Prior Specification as Data

Empirical Bayes approach - priors as data:

data {
  // Data
  int<lower=0> N;
  array[N] real y;

  // Priors as data (empirical Bayes)
  real prior_mu_mean;
  real<lower=0> prior_mu_sd;
  real<lower=0> prior_sigma_alpha;
  real<lower=0> prior_sigma_beta;
}

parameters {
  real mu;
  real<lower=0> sigma;
}

model {
  // Use data-specified priors
  mu ~ normal(prior_mu_mean, prior_mu_sd);
  sigma ~ gamma(prior_sigma_alpha, prior_sigma_beta);
  y ~ normal(mu, sigma);
}

Benefits:

  • Priors can be updated without recompiling
  • Easy to specify different priors for different models
  • Enables automated prior selection

Distribution Lookup Systems

For packages with multiple distribution options:

# R side - get distribution ID
dist_id <- get_distribution_id("lognormal")

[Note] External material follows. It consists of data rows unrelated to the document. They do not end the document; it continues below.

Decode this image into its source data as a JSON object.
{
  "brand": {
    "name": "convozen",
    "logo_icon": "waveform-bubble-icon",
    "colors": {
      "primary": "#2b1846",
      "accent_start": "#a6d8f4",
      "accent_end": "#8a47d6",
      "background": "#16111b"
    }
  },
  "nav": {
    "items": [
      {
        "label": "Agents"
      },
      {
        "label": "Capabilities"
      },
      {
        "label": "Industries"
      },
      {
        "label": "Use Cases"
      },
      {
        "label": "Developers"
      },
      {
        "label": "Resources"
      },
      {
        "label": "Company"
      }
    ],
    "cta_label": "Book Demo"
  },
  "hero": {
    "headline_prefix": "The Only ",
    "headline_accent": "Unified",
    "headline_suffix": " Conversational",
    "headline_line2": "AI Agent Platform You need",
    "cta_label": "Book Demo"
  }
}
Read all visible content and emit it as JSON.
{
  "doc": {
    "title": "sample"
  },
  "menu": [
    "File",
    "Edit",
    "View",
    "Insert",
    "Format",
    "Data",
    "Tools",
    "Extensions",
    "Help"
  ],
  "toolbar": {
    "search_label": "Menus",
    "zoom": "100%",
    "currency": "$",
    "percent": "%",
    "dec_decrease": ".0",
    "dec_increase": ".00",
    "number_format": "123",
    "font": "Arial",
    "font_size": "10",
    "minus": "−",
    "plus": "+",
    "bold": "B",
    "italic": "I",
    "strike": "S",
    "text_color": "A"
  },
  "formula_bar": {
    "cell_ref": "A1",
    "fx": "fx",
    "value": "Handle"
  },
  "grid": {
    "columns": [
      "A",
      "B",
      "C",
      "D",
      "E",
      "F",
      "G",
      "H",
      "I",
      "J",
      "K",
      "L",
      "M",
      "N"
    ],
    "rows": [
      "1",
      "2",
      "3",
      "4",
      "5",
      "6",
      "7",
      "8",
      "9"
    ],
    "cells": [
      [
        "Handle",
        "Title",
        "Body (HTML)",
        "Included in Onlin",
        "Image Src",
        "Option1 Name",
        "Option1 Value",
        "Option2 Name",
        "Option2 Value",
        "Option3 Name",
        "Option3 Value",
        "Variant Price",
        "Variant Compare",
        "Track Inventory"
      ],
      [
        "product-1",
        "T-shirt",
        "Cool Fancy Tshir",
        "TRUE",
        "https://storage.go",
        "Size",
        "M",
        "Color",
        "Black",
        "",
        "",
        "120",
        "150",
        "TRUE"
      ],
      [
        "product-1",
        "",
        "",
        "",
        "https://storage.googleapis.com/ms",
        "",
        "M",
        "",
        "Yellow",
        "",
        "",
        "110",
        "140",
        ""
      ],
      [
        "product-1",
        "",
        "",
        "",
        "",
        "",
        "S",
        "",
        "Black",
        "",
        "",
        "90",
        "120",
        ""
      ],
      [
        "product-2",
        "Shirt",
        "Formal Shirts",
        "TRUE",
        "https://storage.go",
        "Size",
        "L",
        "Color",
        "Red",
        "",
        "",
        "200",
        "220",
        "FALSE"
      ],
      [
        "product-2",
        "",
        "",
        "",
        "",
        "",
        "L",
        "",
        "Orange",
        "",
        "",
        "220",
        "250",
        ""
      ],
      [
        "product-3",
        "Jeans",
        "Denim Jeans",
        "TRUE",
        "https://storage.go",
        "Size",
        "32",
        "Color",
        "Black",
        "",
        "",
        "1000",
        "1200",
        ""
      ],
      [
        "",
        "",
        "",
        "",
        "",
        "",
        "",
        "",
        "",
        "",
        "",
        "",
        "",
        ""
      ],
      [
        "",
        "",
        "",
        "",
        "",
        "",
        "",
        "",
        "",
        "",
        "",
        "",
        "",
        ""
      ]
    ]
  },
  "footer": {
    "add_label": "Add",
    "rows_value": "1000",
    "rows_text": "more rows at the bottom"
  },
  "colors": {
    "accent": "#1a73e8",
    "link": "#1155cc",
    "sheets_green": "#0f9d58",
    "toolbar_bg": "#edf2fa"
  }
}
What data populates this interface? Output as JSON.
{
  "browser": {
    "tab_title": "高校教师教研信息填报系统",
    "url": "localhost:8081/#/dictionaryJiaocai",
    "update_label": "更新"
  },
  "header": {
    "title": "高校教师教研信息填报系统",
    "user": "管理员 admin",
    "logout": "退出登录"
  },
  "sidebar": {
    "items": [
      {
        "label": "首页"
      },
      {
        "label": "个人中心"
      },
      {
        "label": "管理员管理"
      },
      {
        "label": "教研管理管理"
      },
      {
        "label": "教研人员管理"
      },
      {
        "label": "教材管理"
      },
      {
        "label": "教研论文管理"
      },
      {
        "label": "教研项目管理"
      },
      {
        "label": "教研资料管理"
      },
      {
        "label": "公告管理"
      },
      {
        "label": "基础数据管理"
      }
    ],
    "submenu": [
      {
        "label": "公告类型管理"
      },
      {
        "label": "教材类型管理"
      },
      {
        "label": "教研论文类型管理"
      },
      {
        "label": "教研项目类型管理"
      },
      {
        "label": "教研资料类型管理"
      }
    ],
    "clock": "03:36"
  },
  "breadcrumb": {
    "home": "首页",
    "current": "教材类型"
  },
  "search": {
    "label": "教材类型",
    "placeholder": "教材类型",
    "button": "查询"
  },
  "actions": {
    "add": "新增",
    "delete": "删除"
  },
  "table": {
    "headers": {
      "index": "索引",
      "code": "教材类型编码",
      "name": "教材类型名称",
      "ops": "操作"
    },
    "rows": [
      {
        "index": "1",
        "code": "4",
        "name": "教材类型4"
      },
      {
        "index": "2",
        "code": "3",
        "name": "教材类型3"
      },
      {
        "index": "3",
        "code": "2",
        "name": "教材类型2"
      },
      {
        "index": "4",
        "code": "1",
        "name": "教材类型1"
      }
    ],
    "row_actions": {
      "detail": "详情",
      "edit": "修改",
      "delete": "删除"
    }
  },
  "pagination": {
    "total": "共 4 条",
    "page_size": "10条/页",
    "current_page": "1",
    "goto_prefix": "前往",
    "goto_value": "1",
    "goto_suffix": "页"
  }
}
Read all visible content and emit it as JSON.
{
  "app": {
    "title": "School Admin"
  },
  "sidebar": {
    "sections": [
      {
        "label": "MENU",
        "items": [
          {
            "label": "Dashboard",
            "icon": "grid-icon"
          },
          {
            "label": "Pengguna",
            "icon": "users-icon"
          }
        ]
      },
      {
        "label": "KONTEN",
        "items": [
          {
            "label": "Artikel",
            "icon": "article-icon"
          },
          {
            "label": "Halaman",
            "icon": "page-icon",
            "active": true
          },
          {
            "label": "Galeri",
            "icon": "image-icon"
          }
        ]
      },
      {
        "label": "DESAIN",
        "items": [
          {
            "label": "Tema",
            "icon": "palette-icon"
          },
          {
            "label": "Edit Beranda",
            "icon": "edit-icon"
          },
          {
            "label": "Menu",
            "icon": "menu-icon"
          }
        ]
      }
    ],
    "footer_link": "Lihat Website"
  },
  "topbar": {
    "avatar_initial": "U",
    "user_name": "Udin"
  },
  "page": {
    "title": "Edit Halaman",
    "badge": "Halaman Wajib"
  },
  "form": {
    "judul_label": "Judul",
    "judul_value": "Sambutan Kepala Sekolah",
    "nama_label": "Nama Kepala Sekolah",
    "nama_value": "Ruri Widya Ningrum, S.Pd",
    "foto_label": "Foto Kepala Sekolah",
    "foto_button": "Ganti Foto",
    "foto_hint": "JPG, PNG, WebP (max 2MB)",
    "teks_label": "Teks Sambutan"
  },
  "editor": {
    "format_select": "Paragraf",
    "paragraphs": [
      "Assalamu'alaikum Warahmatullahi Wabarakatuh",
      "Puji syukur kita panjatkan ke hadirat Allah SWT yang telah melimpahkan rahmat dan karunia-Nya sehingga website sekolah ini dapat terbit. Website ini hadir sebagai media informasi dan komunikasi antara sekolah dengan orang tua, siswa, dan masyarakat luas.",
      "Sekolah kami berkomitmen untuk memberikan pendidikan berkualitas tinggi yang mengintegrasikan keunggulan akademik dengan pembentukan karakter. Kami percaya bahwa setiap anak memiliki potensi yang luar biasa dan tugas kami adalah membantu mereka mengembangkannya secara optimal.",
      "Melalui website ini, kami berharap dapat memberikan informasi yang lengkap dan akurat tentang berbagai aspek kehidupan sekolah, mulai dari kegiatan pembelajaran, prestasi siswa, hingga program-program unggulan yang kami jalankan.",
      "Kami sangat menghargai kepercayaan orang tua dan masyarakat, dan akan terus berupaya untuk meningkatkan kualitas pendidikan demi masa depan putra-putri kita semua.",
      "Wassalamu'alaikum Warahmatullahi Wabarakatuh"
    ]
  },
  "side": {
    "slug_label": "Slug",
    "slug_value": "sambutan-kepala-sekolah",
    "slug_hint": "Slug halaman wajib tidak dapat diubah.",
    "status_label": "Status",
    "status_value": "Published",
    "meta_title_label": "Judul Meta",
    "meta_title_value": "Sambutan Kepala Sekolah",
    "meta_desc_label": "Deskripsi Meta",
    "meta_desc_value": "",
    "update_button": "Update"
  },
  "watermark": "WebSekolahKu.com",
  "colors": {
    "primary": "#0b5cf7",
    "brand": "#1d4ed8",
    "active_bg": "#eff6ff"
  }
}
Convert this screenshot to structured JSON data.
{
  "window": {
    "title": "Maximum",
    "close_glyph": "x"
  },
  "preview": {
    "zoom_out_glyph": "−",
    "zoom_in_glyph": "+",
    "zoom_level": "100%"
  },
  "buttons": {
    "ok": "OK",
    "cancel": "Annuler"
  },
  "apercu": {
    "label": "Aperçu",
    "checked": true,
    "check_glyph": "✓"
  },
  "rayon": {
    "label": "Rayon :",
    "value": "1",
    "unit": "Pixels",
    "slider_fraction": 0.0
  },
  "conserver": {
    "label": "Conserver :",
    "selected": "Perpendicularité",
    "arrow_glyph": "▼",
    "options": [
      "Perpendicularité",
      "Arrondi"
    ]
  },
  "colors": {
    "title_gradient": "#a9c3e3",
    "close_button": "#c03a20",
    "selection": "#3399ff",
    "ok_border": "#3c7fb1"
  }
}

# Stan side - use distribution
stan_data <- list(
  distribution = dist_id,  # Integer ID
  # ... other data
)
// Stan functions for distribution dispatch
real compute_lpdf(real y, int distribution, vector params) {
  if (distribution == 1) {  // Normal
    return normal_lpdf(y | params[1], params[2]);
  } else if (distribution == 2) {  // Lognormal
    return lognormal_lpdf(y | params[1], params[2]);
  }
  // ... other distributions
}

Common Stan Patterns

Vectorization

// Good - vectorized (much faster)
y ~ normal(mu, sigma);

// Avoid - loop (slower)
for (n in 1:N) {
  y[n] ~ normal(mu, sigma);
}

Efficient Matrix Operations

// Use built-in matrix operations
vector[N] mu = X * beta;  // Matrix-vector multiplication

// Avoid loops when vectorization possible

Handling Missing Data

data {
  int<lower=0> N;
  int<lower=0> N_obs;
  array[N_obs] int<lower=1, upper=N> obs_idx;
  array[N_obs] real y_obs;
}

parameters {
  array[N] real y_latent;
  real mu;
  real<lower=0> sigma;
}

model {
  // Likelihood for observed data
  y_obs ~ normal(mu, sigma);

  // Prior/model for all data
  y_latent ~ normal(mu, sigma);

  // Constrain observed values
  y_latent[obs_idx] ~ normal(y_obs, 0.001);  // Small noise
}

Debugging Stan Models

Common Issues

Divergences:

# Increase adapt_delta
fit <- model$sample(
  data = stan_data,
  adapt_delta = 0.95  # Default 0.8
)

Slow mixing:

# Use non-centered parameterization
# Reparameterize hierarchical models

Model diagnostics:

# Check convergence
fit$diagnostic_summary()

# Check R-hat, ESS
fit$summary(c("Rhat", "ess_bulk", "ess_tail"))

# Pairs plot for problematic parameters
bayesplot::mcmc_pairs(fit$draws(), pars = c("mu", "sigma"))

When to Use This Skill

Activate this skill when:

  • Writing Stan models
  • Integrating Stan with R packages (cmdstanr)
  • Testing Stan functions
  • Debugging Stan models
  • Working with Bayesian hierarchical models
  • Implementing custom likelihoods or priors in Stan

This skill provides Stan-specific development patterns. Project-specific model architecture and domain knowledge should remain in project CLAUDE.md files.